2. You’ll need a lot of preparation.
Seriously, this cannot be emphasised enough. Contingency plans should be made because plans tend to go south, and contingency plans for the contingency plans should be made in case the aforementioned goes south as well. This means you’ll have to spend more than a few days planning and preparing, from trying out activities to buying the logistics. After all, the last thing you want is to be standing up in front of a class doing nothing, having ran out of the list of things you have aimed to do.
3. Like, a lot of preparation.
Preparation is important in all aspects of life, but more so when you have to leave the comforts of your home. Bring your inhaler (yes, even if your last attack was when you were a child— just in the off-chance) and prepare the necessities, check it again and then prepare once more. A friend of mine found out the hard way that 12 am the day of our flight was not the best time to start prepping, causing him to be late when it came to meeting at the airport. More than that, prepare for new experiences and to learn and adapt.
4. You will be dragged out of your comfort zone.

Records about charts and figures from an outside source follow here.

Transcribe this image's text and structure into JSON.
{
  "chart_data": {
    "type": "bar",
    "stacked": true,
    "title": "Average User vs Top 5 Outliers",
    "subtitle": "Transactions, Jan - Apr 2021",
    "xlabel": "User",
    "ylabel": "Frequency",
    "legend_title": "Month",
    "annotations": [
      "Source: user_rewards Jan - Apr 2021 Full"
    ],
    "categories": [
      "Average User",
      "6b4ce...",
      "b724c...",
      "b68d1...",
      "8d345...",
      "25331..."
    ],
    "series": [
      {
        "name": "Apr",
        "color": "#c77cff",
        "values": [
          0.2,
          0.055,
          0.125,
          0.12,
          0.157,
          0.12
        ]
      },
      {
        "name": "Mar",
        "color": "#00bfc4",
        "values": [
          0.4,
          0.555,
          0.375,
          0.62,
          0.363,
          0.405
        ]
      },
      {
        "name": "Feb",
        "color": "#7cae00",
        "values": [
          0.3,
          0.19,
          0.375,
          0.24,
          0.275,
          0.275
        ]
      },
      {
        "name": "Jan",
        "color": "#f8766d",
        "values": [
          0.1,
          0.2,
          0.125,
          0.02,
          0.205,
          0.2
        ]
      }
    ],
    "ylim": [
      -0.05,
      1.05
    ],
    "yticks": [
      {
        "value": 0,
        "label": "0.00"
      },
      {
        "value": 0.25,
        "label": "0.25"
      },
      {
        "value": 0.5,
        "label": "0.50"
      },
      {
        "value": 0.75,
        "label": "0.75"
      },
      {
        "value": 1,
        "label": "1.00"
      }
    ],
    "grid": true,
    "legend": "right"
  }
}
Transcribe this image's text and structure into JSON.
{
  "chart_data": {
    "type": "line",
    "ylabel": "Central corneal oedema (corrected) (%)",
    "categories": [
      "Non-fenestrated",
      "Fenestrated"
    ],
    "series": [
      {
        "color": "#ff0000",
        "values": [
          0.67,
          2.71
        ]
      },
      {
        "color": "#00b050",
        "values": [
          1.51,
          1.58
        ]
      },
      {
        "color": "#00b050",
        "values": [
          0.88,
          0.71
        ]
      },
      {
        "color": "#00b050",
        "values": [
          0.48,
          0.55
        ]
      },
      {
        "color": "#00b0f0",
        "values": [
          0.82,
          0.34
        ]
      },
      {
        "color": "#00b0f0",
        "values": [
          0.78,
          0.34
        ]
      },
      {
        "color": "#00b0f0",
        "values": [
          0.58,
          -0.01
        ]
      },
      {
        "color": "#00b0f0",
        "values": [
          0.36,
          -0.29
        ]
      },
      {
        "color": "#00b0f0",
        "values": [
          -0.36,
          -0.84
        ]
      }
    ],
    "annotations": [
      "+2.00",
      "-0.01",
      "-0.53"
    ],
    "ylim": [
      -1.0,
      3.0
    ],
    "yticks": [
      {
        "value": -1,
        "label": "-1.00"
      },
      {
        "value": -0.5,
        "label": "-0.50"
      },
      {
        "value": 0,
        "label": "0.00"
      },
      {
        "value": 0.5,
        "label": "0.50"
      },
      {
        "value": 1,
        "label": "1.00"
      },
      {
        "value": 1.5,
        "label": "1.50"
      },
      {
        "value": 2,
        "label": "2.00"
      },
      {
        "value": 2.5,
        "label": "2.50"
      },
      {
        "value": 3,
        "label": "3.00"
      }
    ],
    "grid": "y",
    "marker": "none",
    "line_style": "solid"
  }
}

As someone who has led a relatively cushy life, I was not expecting the difference in living standards. Yes, it sounds incredibly silly, but it was an eye-opening experience that has changed my perspective and view on many aspects of life. For example, the schools and hostel would randomly have power outages. The first time it happened, I was mildly concerned, but the students looked unfazed and had continued their work without care or concern.
5. It gets expensive.
While it may be more expensive than local CSP, both has their own advantages and disadvantages you should consider in determining which is more value for money for you. On top of that, you will usually need to spend many days planning for the trip, as well as actually going on the trip. This means that your pockets might be stretched, and internships might be pushed back. Depending on your preference, calculate which is better and more worth-it for your set of circumstances!
Being at SMU equips you with a variety of experience, and your community service project (local or overseas) has a way of sticking with you. No matter which you pick, just remember to enjoy what you are doing and try your absolute best to make a difference, no matter how small it may seem to you. Go with more than the intention of fulfilling hours, and you will have an enjoyable time that will leave you wanting more, trust me!